The exhibition includes one of the artist's most emblematic works, the critique of human zoos for which he caged himself with Guillermo Gómez-Peña, entitled The couple in the cageFusco recalls that they didn't expect the reactions they encountered and that they turned the situation around and turned the audience into their ethnographic subject. Later on, Pain from 10 to 10,the video with which he recreated the hours that the managers of a maquila In Tijuana, a worker was held inside a room for twelve hours to prevent her from forming a workers' union.
On another job, The feminine touch, Fusco brought to light how the torturers at Abu Ghraib prison were, at the same time, victimized because they had to use intimate facts like menstruation and body odor as weapons of torture; and later recalled that in 1970, when Angela Davis fled the United States, the police pursuing her arrested many women with Afro hairstyles, thinking she was her.
The exhibition ends with a series of works in which Fusco lists the journalists and environmental activists who were killed in 2023. Although she is not in the exhibition, she has already reacted to Donald Trump's return to power and his racist immigration policy. "The idea of seeing the growth of xenophobic attitudes in New York has shocked me greatly.
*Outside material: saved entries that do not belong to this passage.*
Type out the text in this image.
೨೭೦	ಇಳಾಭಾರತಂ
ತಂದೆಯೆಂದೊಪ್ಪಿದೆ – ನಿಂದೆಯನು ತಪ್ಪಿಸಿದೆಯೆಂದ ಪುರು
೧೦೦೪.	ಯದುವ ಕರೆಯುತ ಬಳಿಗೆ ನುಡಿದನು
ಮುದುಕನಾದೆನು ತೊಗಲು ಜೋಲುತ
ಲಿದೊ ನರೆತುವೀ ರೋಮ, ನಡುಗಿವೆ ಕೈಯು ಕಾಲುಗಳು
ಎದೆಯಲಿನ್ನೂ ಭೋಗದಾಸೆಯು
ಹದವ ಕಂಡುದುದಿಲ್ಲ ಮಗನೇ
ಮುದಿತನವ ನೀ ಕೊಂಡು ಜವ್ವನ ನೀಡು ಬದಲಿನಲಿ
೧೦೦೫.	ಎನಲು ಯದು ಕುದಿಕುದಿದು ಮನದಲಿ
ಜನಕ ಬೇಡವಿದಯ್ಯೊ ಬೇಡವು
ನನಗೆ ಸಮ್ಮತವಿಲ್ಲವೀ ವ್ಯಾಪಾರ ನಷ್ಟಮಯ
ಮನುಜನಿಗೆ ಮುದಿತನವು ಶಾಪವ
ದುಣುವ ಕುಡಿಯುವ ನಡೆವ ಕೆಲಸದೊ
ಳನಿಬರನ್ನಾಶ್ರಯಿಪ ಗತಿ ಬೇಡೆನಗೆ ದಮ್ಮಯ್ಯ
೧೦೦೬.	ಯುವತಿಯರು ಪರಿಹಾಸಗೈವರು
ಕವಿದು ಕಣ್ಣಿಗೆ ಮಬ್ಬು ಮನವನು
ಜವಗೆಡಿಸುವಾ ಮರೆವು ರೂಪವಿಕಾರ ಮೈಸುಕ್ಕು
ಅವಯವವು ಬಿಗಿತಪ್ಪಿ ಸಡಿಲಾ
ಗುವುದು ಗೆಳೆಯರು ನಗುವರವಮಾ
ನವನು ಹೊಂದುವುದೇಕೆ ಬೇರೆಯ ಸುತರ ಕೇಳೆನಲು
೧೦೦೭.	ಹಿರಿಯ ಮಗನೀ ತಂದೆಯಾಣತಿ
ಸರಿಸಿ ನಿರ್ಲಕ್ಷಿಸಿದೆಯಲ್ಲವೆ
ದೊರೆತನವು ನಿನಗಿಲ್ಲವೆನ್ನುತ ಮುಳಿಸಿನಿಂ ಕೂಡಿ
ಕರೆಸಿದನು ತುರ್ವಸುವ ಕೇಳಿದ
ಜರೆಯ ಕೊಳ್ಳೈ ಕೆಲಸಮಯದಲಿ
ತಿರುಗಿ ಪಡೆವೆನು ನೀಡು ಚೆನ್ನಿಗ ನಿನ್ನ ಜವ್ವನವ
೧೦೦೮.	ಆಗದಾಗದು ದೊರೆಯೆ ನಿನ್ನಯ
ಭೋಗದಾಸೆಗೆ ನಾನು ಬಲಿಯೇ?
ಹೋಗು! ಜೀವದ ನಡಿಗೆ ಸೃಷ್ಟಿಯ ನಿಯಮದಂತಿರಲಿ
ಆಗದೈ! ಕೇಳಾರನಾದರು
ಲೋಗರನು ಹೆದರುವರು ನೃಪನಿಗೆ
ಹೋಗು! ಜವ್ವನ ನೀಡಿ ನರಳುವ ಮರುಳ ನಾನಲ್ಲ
I think the government is violating US laws and also norms that correspond to international laws on asylum and the treatment of refugees," she says.
Since 2019, Fusco has collaborated with a group that serves refugees and helps them with the asylum process. However, he hasn't lost hope. "Despite the cowardice of Congress," the artist concludes, "despite the policies of the Trump administration, there are judges who have risen up, there are people who are opposing them, there is a press that is revealing all the mistakes being made; in other words, good does emerge, obviously it does not represent power."